The Jewish Telegraphic Agency sat down with Graves to learn more about what it’s like to work as a dealer in Sin City. The conversation has been edited for clarity and length.

JTA: How did you end up working at a casino?

Graves: I was a schoolteacher. I loved it. At the time my boyfriend, who is my husband for the last 30 years, he was a manager in a casino. I really didn’t like casinos. I didn’t want to be part of it.

As a schoolteacher, you struggle. What do you make, 32 or 35 thousand a year? And I was madly in love with the children, it was definitely my passion.

So my [now] husband says, “Why don’t you go to dealing school?” I said, “I really don’t want to. But you know what? I’ll try it.” I went for three days and they hired me.

So I was a dealer for a couple of years and I was doing both, I was teaching and dealing. The money for dealing was excellent because you live on your tips. You make minimum wage and then whatever tips you make.

The money at this place is phenomenal. I got hired — not for my dealing skills, just for my people skills. Because we’re a people business.

Tell me more about why people skills matter in a casino.

It’s like in anything else in life, where you go to a restaurant, you go to a spa, you go to anywhere that you want to be taken care of, you want to be treated special. So the people skill is how to read people, be welcoming to them.

You deal with people who can spend $15, and you deal with people who can spend millions, so that’s where the difference is. You got NFL players, actors, actresses — they all want to be treated very nice, so you gotta know how to do it.

Were you intimidated at first when people would bet large sums of money?

I was very scared in the beginning. It was like, “Oh, $25,000 chips!” But now it’s just a chip. It’s the people — I love when they come back and they look for me. People look for you because they had an amazing experience.

You mentioned how much money you can make working here. What has that money done for you?

I was able to send my daughter to private school from first grade to the end of high school, and that’s huge. It’s a lot of money. It was an amazing sacrifice to make and it paid off. I’m very blessed to have this opportunity.

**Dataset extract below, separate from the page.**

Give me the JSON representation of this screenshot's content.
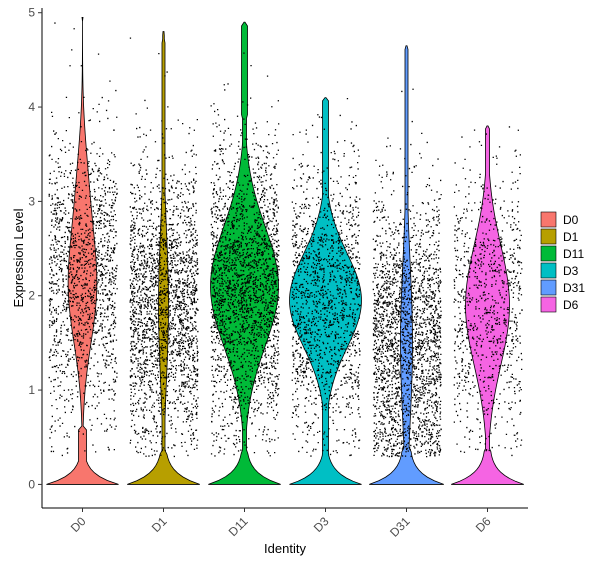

What types of sacrifice did you have to make?

What I mean is, you make a lot of money here and it can go to your head. You can go spend it all. And I think the sacrifices I made, I went without [spending that money] and I allowed my kid to have a private school.

As a schoolteacher, there’s no way you can afford to send your child to a private Jewish school in the U.S. It’s outrageous. So this job allowed me to do so.

Going from Hebrew school teacher to blackjack dealer seems like a big change.

It’s the same thing. Working with preschoolers and drunks after midnight that come to clubs and all that — it’s the same thing, if that makes any sense to you. That’s how I make sense out of it. To me, because it’s such a [change] — education to this.

But what you’re doing is you’re educating here, too. A bunch of 21-year-olds don’t know how to behave when they drink, and I say, “Hey guys, what do you think your mom would think about that, pulling your pants down?”

The environments do seem pretty different at the same time.

The environments are greatly different. Especially in here, you have a lot of high-end players, people who are going to spend 3, 4, 500 dollars a night on a hotel. How would you like to be treated? Like a princess, right? That’s the bottom line.

I notice you’re wearing a Star of David. Do you wear it to work every day?

Every day. And I get a lot of comments — some positive, some negative.

The Jewish people that come in here, they love to see that I’m proud of wearing this and I’m not afraid.

And then when the Arabs come — and I understand Arabic pretty well — they say, “She’s Jewish.” And they think maybe I will treat them in a different way, and it’s totally the opposite. I want them to feel welcome because I have no issues with them. This is open for anybody as long as you behave.